As early as A.D. 565, people began reporting sightings and descriptions of a creature living in Loch Ness, a deep freshwater lake in Northern Scotland. According to the most common descriptions, the creature has flippers; one or two humps; a thick, tapering tail; and a long, slender neck. Some observers think the Loch Ness monster may be related to a dinosaurlike reptile. Others believe it resembles a modern sea animal, such as a manatee or seal. No scientific evidence has been found to support any of these claims, however, and most biologists believe the monster, nicknamed “Nessie,” does not exist.
But not all of them. Among those to give the idea serious scientific consideration was Roy Mackal. Mackal was a biologist at the University of Chicago with an interest in cryptozoology, the search for legendary creatures. In 1969, he teamed up with the former Navy submariner Dan Taylor, Jr., who had built his own one-person submarine.
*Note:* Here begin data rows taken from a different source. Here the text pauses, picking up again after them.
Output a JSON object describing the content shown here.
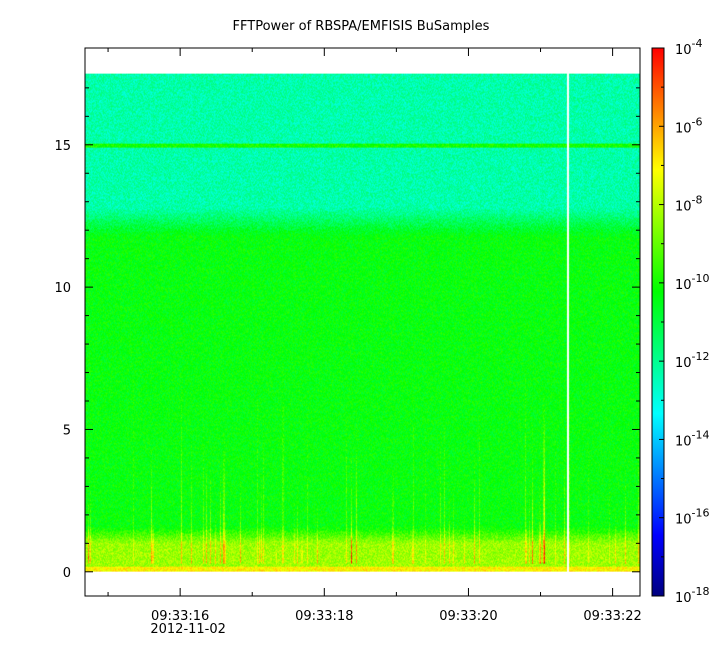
{
  "chart_data": {
    "type": "heatmap",
    "title": "FFTPower of RBSPA/EMFISIS  BuSamples",
    "xlabel": "",
    "ylabel": "",
    "x_ticks": [
      {
        "label": "09:33:16",
        "sub": "2012-11-02",
        "t": 16
      },
      {
        "label": "09:33:18",
        "sub": "",
        "t": 18
      },
      {
        "label": "09:33:20",
        "sub": "",
        "t": 20
      },
      {
        "label": "09:33:22",
        "sub": "",
        "t": 22
      }
    ],
    "xlim_seconds": [
      14.68,
      22.38
    ],
    "data_time_range_seconds": [
      14.68,
      22.38
    ],
    "data_gap_seconds": 21.37,
    "y_ticks": [
      0,
      5,
      10,
      15
    ],
    "ylim": [
      -0.85,
      18.4
    ],
    "data_y_range": [
      0,
      17.5
    ],
    "line_feature_y": 15,
    "colorbar": {
      "scale": "log",
      "range": [
        1e-18,
        0.0001
      ],
      "tick_labels": [
        {
          "base": "10",
          "exp": "-4"
        },
        {
          "base": "10",
          "exp": "-6"
        },
        {
          "base": "10",
          "exp": "-8"
        },
        {
          "base": "10",
          "exp": "-10"
        },
        {
          "base": "10",
          "exp": "-12"
        },
        {
          "base": "10",
          "exp": "-14"
        },
        {
          "base": "10",
          "exp": "-16"
        },
        {
          "base": "10",
          "exp": "-18"
        }
      ],
      "colormap": [
        "#00007f",
        "#0000ff",
        "#007fff",
        "#00ffff",
        "#00ff7f",
        "#00ff00",
        "#7fff00",
        "#ffff00",
        "#ff7f00",
        "#ff0000"
      ]
    },
    "bands": [
      {
        "y_from": 12.4,
        "y_to": 17.5,
        "log_power": -12.3
      },
      {
        "y_from": 1.2,
        "y_to": 12.4,
        "log_power": -10.3
      },
      {
        "y_from": 0.2,
        "y_to": 1.2,
        "log_power": -8.3
      },
      {
        "y_from": 0,
        "y_to": 0.2,
        "log_power": -7.0
      }
    ]
  }
}
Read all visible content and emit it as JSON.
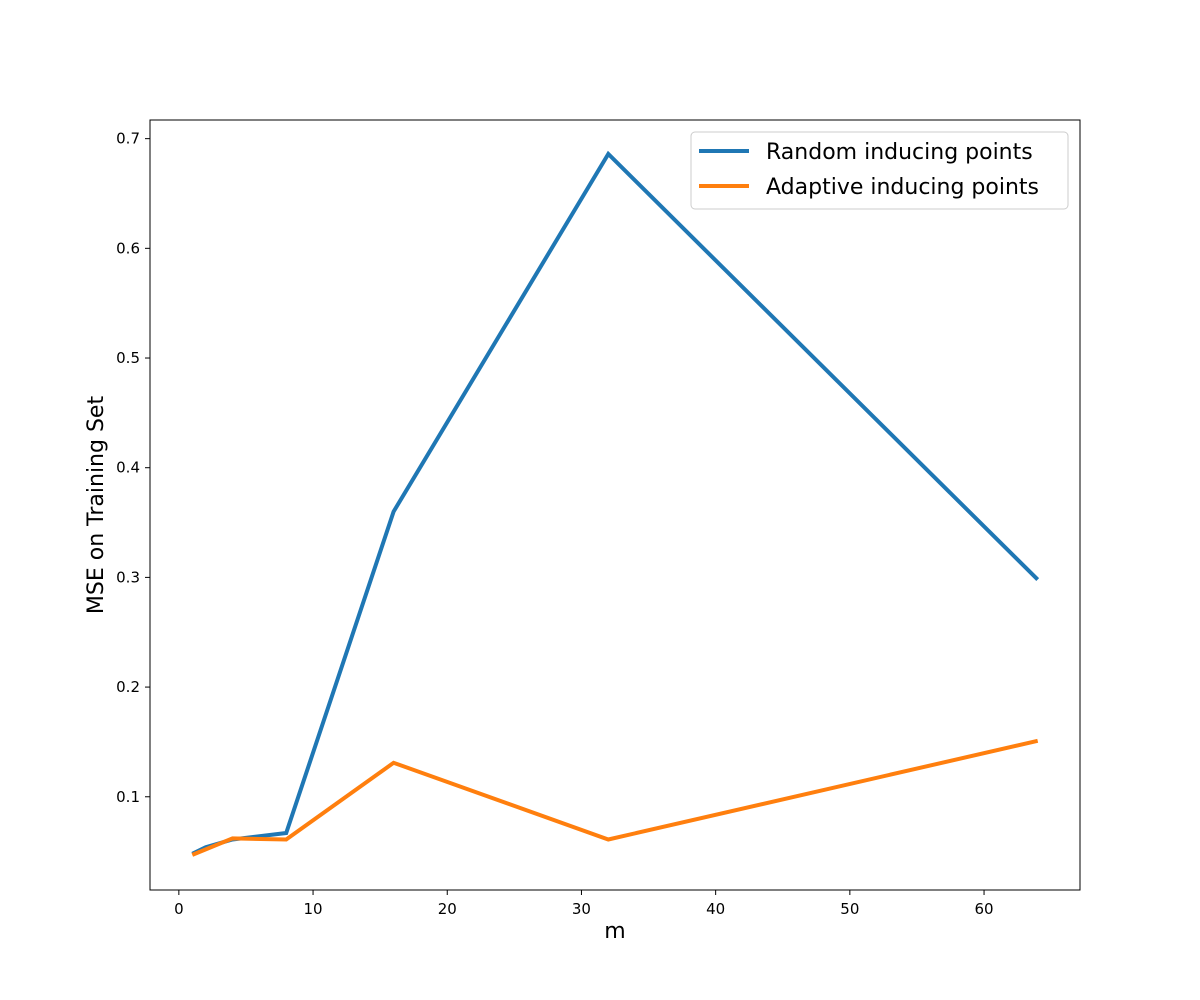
{
  "chart_data": {
    "type": "line",
    "title": "",
    "xlabel": "m",
    "ylabel": "MSE on Training Set",
    "xlim": [
      -2.15,
      67.15
    ],
    "ylim": [
      0.015,
      0.717
    ],
    "xticks": [
      0,
      10,
      20,
      30,
      40,
      50,
      60
    ],
    "yticks": [
      0.1,
      0.2,
      0.3,
      0.4,
      0.5,
      0.6,
      0.7
    ],
    "grid": false,
    "legend_position": "top-right",
    "x": [
      1,
      2,
      4,
      8,
      16,
      32,
      64
    ],
    "series": [
      {
        "name": "Random inducing points",
        "color": "#1f77b4",
        "values": [
          0.048,
          0.054,
          0.061,
          0.067,
          0.36,
          0.686,
          0.298
        ]
      },
      {
        "name": "Adaptive inducing points",
        "color": "#ff7f0e",
        "values": [
          0.047,
          0.052,
          0.062,
          0.061,
          0.131,
          0.061,
          0.151
        ]
      }
    ]
  }
}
Their expedition to Loch Ness was sponsored by the World Book Science Service, and Taylor’s submarine, called the Viperfish, bore the name of World Book Encyclopedia in huge letters along its side.
Taylor and Mackal equipped the Viperfish with air-powered biopsy harpoons, hoping to snag a piece of the monster’s flesh for scientific analysis. But the project was plagued by technical problems. The little yellow submarine proved to be slow and leaky, and several times Mackal worried that Taylor would drown. Also, the Viperfish’s lights were not bright enough to see far in the murky waters of Loch Ness. Dozens of dives yielded no hard scientific evidence of the creature. But Taylor did report one close encounter. While diving at a depth around 250 feet (75 meters), he felt the craft being slowly rotated to one side and saw billows of silt stirred up in the water. It was only after the craft had returned to surface that Taylor suspected he may have just had a close brush with Nessie.
Cryptozoologists have yet to produce hard proof of the Loch Ness monster’s existence. And the old Viperfish today stands decommissioned on the grounds of the Loch Ness visitors center. But after a long, hard day of careful editing and fact-checking, the World Book science team still dreams of an altogether more intrepid quest for knowledge.